Lo si può definite il paradosso del generico: tutte le ricerche dicono che l’inflazione galoppante –a giugno sopra l’8%, un valore che non si vedeva dal 1986 – sta spingendo le famiglie a orientare i loro acquisti su marche e prodotti dal prezzo più basso. Invece, quando si tratta di scegliere un equivalente, optano per la convenienza soprattutto gli abitanti del nord Italia, che preferiscono il generico al branded per non pagare la quota di compartecipazione; al contrario al Sud, dove il potere d’acquisto delle famiglie è solitamente inferiore, la scelta ricade in prevalenza sul farmaco di marca, che costringe l’assistito a rimborsare di tasca propria la differenza di prezzo.

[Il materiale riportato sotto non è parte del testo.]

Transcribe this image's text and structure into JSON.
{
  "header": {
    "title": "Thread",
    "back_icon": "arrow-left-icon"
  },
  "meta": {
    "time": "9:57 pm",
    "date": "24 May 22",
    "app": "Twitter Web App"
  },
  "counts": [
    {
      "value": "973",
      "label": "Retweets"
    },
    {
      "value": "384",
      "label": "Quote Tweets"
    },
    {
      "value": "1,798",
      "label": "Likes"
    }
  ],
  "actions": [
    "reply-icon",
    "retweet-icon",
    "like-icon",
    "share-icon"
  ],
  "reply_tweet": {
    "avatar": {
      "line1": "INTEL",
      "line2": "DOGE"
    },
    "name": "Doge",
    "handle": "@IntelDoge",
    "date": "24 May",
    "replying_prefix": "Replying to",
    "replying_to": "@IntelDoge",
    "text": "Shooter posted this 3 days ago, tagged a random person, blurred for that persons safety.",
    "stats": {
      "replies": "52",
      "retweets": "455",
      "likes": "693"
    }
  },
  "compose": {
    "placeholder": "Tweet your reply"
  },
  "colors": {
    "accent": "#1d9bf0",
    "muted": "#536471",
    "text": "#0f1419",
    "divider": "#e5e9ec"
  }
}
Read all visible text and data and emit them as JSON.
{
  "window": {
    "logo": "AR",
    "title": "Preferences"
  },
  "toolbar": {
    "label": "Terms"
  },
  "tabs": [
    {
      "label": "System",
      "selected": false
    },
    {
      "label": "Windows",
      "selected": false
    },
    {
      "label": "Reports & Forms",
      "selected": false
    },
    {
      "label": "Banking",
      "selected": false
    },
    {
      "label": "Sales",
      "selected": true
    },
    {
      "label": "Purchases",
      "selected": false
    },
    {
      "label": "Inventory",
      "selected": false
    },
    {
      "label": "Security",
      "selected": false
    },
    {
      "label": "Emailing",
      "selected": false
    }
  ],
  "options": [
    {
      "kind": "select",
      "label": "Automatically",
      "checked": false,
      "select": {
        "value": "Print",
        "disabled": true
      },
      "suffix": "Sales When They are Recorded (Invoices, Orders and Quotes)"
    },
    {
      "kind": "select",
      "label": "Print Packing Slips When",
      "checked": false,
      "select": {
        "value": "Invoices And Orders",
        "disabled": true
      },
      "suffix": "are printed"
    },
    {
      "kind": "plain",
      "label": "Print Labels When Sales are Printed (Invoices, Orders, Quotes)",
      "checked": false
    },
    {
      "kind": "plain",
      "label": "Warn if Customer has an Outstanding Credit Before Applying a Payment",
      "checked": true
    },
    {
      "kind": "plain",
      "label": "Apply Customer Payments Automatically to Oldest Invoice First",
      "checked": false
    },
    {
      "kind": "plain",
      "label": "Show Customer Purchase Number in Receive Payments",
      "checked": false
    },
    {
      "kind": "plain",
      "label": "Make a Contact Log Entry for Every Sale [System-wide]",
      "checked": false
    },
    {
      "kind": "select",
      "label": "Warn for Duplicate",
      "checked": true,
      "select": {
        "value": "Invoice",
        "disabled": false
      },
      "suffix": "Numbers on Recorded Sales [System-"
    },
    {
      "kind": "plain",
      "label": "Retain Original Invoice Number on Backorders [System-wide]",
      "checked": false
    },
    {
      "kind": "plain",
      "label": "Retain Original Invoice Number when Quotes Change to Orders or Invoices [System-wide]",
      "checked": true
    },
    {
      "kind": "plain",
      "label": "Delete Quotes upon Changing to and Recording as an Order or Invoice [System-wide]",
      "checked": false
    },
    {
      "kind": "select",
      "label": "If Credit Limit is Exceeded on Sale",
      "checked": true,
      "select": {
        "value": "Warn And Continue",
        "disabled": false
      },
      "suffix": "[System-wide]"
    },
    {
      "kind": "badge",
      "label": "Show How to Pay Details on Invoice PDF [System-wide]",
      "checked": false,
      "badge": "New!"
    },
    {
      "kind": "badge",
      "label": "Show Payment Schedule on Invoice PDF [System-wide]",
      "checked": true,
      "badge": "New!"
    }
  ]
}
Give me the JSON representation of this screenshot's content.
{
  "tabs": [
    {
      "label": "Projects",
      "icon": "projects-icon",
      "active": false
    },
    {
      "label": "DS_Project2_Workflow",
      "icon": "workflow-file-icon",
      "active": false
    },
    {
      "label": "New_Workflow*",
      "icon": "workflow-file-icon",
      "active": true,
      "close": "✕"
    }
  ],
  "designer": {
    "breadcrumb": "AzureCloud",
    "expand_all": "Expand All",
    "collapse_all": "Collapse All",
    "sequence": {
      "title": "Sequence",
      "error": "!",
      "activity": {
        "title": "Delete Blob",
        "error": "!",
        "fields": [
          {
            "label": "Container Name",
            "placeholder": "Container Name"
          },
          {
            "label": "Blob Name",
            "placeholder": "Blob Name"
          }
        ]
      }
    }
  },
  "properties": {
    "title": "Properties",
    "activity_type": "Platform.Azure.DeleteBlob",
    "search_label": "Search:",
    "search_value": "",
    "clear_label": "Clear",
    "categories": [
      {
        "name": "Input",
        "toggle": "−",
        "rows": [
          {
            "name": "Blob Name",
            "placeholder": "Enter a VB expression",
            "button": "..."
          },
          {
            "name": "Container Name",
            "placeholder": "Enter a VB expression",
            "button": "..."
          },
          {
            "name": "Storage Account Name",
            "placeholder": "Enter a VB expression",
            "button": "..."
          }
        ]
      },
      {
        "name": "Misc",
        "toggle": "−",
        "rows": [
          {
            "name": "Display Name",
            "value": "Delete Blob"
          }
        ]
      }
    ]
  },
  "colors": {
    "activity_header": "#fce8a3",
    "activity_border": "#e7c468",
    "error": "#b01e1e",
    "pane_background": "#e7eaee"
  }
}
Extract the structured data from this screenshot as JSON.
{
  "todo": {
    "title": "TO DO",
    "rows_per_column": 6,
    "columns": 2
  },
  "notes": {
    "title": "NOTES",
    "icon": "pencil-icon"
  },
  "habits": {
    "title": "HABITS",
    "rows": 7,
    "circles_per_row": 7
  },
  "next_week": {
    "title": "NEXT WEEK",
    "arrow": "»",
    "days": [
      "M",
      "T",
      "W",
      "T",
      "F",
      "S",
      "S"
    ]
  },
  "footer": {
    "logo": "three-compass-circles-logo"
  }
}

Spinge alla constatazione l’ultimo Report dell’Ufficio studi di Egualia, che tira un bilancio del mercato 2021 degli equivalenti: i generici, dice l’analisi, hanno rappresentato nell’ultimo anno il 22,6% delle vendite complessiva a volumi, quasi alla pari con gli equivalenti branded (24,65%). A valori, invece, i generici equivalenti hanno pesato soltanto per il 14,81% sul giro d’affari complessivo del mercato, contro il 36,76% degli equivalenti branded.
Su un totale di 1,7 miliardi di confezioni di farmaci distribuite in farmacia, i generici-equivalenti hanno rappresentato il 20,1% delle vendite di classe A (il 12,1% a valori) e il 2,2% di classe C (2,5% a valori), con una crescita complessiva dello 0,1% a volumi e dello 0,3% a valori. I generici, in altre parole, hanno risentito della stagnazione che nel 2021 ha caratterizzato l’intero paniere della spesa rimborsata in farmacia, in flessione dello 0,6% a volumi e dello 0,7% a valori sul 2020.
In particolare si registra una flessione delle confezioni relative ai prodotti esclusivi (protetti o senza generico corrispondente) dello 0,1% rispetto allo stesso periodo del 2020 (- 4,8% a valori).
L’incidenza maggiore dei generici-equivalenti sulla spesa convenzionata complessiva si registra nella Provincia di Trento (43,4%), in Lombardia (40,5%) e in Friuli Venezia Giulia (38,2%). In coda invece Basilicata (21%), Calabria (21,2%), Campania (21,5%). Nel 2021, in sintesi, i cittadini hanno versato di tasca propria 1.051 milioni di euro per coprire la differenza di prezzo tra generico ed equivalente branded.
La categoria che vede primeggiare in modo assoluto i generici-equivalenti è quella dei prodotti per la disfunzione erettile, che assorbono il 74,80% del mercato a volumi e il 63,70% della relativa spesa. In classe A resta regina la categoria terapeutica degli inibitori di pompa protonica – l’unica in cui i generici-equivalenti concentrano oltre il cinquanta per cento dei consumi (51,40%) – seguita a stretto giro da ipoglicemizzanti orali (48,50%), Ace-inibitori (45,90%), statine (44,70%) e beta-bloccanti (42,90%). Star della classe C, infine, la categoria dei tranquillanti, dove i generici-equivalenti assorbono il 37,10% del mercato.
Per quanto riguarda la classifica per molecole, primo in classifica il pantoprazolo, che assorbe il 7% a volumi sui consumi in classe A. Seguono due molecole di uso consolidato per il trattamento delle patologie cardiovascolari – il beta bloccante bisoprololo (6%) e l’Ace-inibitore ramipril (5%) – e la metformina, storico farmaco di prima linea per il diabete di Tipo 2 (5%).